I am fitting a Bayesian model to predict a test score using the Brms
package.
I would like to know how to calculate the 'Mean Absolute Error' based on 'Leave-One-Out Cross-Validation' (LOO) using the LOO
package, but I could not find any information related to how to actualize it by myself.
I would really appreciate if somebody demonstrate me how to calculate MAE based on LOO.
Here is a replicable sample code:
set.seed(123) # for reproducibility
n <- 100 # number of observations
predictor_1 <- rnorm(n)
predictor_2 <- rnorm(n)
test_score <- 5 + 2*predictor_1 + 3*predictor_2 + rnorm(n)
data <- data.frame(test_score, predictor_1, predictor_2)
head(data)
fit <- brm(test_score ~ predictor_1 + predictor_2, data = data)
predicted_test_score <- predict(fit)
# calculate mean absolute error
mae <- mean(abs(predicted_test_score - data$test_score))
mae
The function brms::kfold_predict()
can be used for this and there is an easily adaptable example in the help file, see ?brms::kfold_predict()
.
Perform LOOCV and save the fits (object size grows quickly with nobs!)
fit_LOO <- kfold(fit, save_fits = TRUE, chains = 1, folds = "loo")
Obtain samples (1000 is the default) from the posterior predictive distribution of each of the 100 observations.
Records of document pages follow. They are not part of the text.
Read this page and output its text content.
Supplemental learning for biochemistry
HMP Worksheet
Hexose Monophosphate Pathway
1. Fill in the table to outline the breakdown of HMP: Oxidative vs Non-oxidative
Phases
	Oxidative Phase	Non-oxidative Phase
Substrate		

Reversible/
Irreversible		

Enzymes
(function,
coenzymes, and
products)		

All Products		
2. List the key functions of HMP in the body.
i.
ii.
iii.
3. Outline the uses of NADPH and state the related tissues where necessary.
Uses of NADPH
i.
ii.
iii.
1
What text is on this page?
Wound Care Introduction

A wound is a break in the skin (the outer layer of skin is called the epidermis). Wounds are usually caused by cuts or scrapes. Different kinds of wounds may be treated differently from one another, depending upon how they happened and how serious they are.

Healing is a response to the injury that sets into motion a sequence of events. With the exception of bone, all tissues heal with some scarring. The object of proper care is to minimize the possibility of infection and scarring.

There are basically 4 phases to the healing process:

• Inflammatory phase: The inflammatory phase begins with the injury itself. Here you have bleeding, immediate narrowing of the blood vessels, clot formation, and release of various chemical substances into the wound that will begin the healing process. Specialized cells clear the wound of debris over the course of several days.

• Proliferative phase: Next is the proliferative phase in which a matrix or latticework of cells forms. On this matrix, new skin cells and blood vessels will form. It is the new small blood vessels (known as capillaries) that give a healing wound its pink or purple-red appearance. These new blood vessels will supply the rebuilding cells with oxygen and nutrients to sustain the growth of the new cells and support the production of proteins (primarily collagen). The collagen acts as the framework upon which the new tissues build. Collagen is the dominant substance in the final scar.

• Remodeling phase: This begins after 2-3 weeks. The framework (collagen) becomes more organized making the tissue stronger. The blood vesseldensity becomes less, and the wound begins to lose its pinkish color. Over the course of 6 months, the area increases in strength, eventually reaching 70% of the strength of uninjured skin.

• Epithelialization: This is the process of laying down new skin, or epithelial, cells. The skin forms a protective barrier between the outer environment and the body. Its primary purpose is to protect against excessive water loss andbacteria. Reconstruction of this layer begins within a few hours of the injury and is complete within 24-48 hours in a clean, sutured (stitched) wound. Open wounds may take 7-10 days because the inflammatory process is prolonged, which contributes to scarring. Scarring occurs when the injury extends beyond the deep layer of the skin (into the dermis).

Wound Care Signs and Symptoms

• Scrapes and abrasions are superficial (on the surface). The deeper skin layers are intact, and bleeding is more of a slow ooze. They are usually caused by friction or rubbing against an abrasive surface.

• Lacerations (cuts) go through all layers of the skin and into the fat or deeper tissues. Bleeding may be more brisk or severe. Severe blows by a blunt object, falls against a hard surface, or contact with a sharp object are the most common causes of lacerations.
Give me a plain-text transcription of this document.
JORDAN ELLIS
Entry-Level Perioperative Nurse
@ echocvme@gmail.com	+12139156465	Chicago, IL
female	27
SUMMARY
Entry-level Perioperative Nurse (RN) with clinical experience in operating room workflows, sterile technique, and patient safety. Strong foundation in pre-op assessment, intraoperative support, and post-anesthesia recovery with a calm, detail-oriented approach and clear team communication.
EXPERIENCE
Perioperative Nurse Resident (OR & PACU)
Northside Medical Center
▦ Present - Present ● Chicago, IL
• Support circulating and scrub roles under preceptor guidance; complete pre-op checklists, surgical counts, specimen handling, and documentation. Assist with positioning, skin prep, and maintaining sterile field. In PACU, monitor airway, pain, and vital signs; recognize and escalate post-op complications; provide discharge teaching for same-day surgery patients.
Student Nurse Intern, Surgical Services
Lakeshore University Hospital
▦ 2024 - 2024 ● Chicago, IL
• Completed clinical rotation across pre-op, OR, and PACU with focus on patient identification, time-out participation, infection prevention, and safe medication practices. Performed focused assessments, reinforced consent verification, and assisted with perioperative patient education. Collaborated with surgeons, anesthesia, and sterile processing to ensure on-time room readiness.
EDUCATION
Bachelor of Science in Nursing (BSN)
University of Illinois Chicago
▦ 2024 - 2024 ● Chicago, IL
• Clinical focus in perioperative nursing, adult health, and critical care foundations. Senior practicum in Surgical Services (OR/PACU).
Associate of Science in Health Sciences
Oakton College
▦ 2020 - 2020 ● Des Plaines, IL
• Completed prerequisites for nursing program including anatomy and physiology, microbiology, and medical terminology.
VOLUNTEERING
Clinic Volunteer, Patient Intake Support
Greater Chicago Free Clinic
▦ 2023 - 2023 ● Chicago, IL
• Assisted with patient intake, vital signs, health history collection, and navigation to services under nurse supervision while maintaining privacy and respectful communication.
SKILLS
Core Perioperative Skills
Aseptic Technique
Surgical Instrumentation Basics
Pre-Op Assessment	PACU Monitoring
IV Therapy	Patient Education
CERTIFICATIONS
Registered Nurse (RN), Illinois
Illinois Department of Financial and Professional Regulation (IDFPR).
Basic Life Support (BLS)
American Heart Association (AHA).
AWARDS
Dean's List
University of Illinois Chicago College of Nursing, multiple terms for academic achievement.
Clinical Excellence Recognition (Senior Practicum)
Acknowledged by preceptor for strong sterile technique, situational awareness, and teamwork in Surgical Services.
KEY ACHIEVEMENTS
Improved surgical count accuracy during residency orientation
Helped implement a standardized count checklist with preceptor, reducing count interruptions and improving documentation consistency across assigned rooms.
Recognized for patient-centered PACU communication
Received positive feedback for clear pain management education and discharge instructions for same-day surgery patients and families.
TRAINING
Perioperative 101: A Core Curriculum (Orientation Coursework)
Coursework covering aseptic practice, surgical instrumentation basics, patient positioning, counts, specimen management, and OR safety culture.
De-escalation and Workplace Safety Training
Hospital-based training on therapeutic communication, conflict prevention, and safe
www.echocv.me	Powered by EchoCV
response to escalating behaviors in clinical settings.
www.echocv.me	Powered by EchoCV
This yields a 1000x100 matrix.
predict_LOO <- kfold_predict(fit_LOO, method = "predict")
> dim(predict_LOO$yrep)
[1] 1000 100
Define and compute your desired loss (based on posterior means):
MAE <- function(y, yrep) {
yrep_mean <- colMeans(yrep)
mean(abs(yrep_mean - y))
}
> MAE(y = predict_LOO$y, yrep = predict_LOO$yrep)
[1] 0.7846185